The numbers, without makeup

Set today's Iranian context beside the brochure. Since late December, protests triggered by the rial's collapse, inflation and shortages have spread to more than two hundred cities. The spring war then filed its own invoice: a UK House of Commons Library briefing estimates direct and indirect damage at roughly $270 billion — against a 2026 GDP estimated near $300 billion. Damage nearly the size of the entire economy. On that floor, where does each new round of "targeted" pressure actually land? For the answer in loaves rather than billions, see the bread price index; for the same arithmetic told from inside the refrigerator, see the rial at the kitchen table.

The uncomfortable question

The analytical core of this file is not moral; it is engineering. The question is not whether sanctions are "good" or "bad." The question is: an instrument whose output has been documented for decades — sanctioned elites who got richer, and citizens who got poorer — if that instrument is truly "targeted," what was the target all along? In engineering, a machine that produces the same result for decades is no longer called a malfunction. It is called a specification.
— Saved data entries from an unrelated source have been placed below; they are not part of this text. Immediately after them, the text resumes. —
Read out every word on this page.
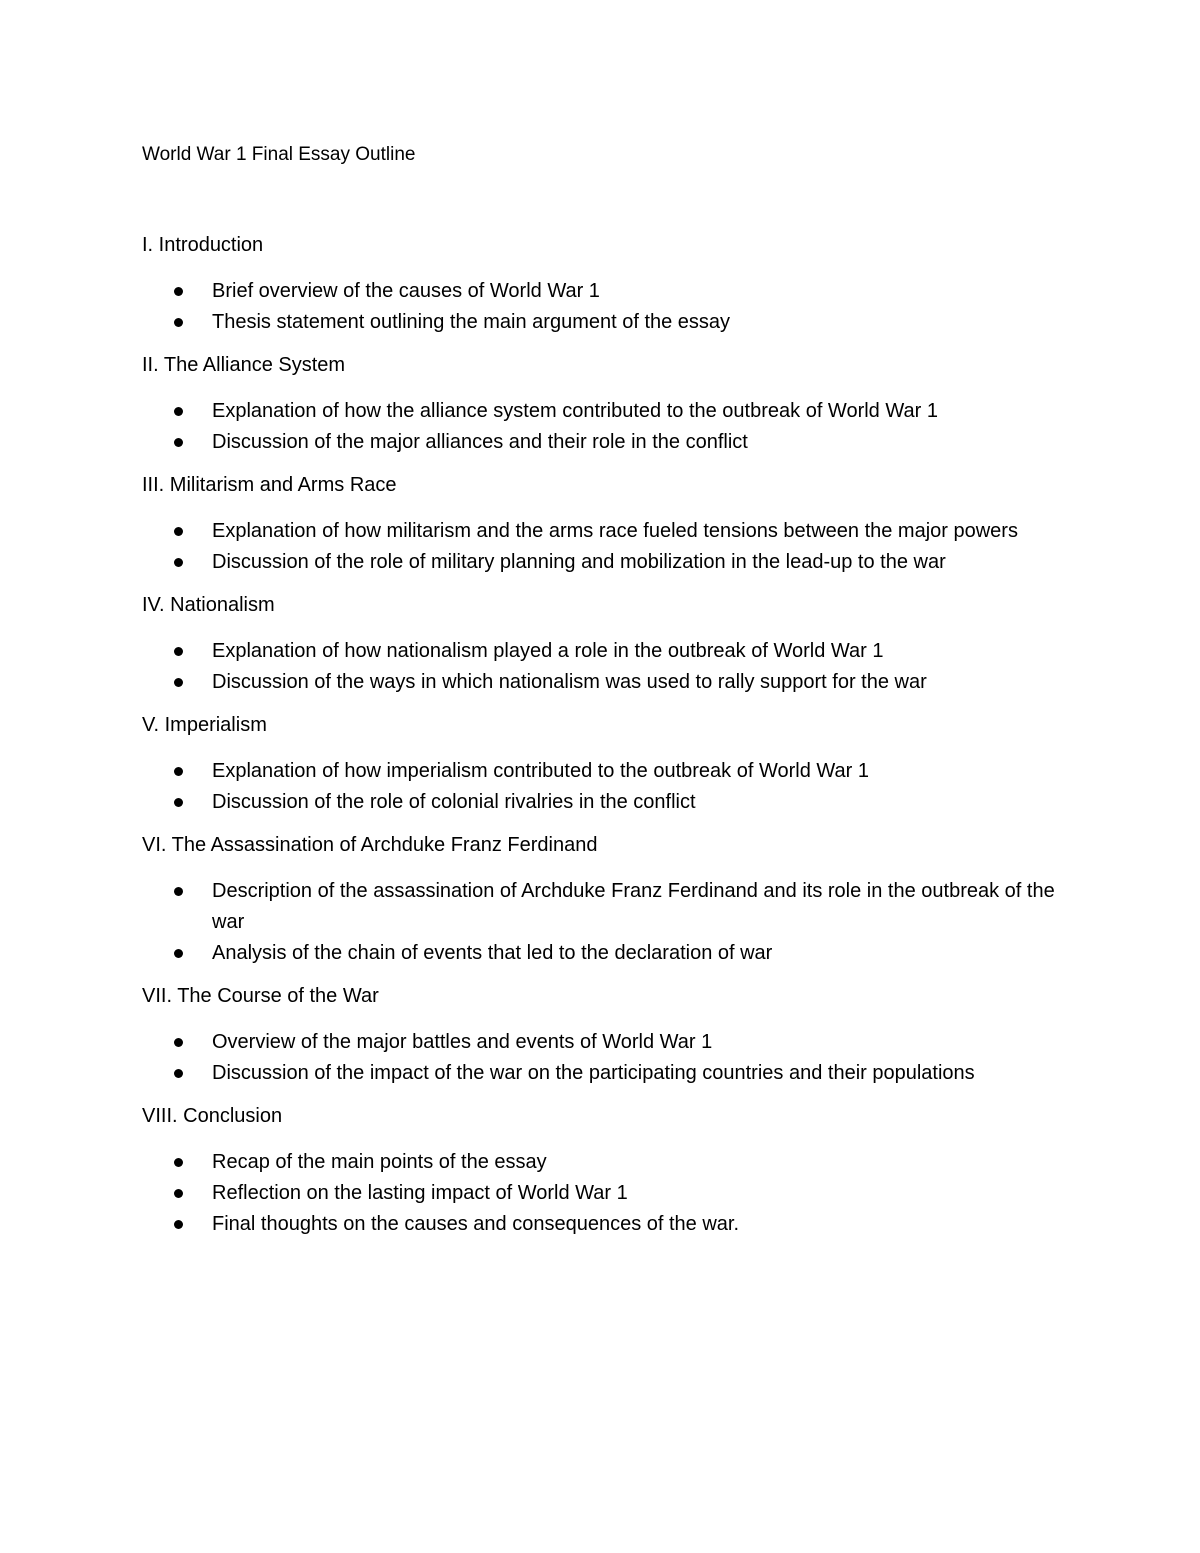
World War 1 Final Essay Outline
I. Introduction
Brief overview of the causes of World War 1
Thesis statement outlining the main argument of the essay
II. The Alliance System
Explanation of how the alliance system contributed to the outbreak of World War 1
Discussion of the major alliances and their role in the conflict
III. Militarism and Arms Race
Explanation of how militarism and the arms race fueled tensions between the major powers
Discussion of the role of military planning and mobilization in the lead-up to the war
IV. Nationalism
Explanation of how nationalism played a role in the outbreak of World War 1
Discussion of the ways in which nationalism was used to rally support for the war
V. Imperialism
Explanation of how imperialism contributed to the outbreak of World War 1
Discussion of the role of colonial rivalries in the conflict
VI. The Assassination of Archduke Franz Ferdinand
Description of the assassination of Archduke Franz Ferdinand and its role in the outbreak of the war
Analysis of the chain of events that led to the declaration of war
VII. The Course of the War
Overview of the major battles and events of World War 1
Discussion of the impact of the war on the participating countries and their populations
VIII. Conclusion
Recap of the main points of the essay
Reflection on the lasting impact of World War 1
Final thoughts on the causes and consequences of the war.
And this is where the word "targeted" quietly changes genre — from description to confession. Perhaps the machine hits its target with admirable accuracy; the target simply isn't the one named at the press conference. For the side-by-side audit of declared policy versus practiced policy, consult the values scoreboard, where the column "values invoked" sits next to the column "contracts signed."

Filed under

This note is one entry in a larger register: the quotes-vs-actions file, where official statements are placed, dated, beside official deeds — and the reader is trusted with the rest. The "surgical" sanction is one of that archive's oldest residents. It still returns, every time, carrying the same brochure.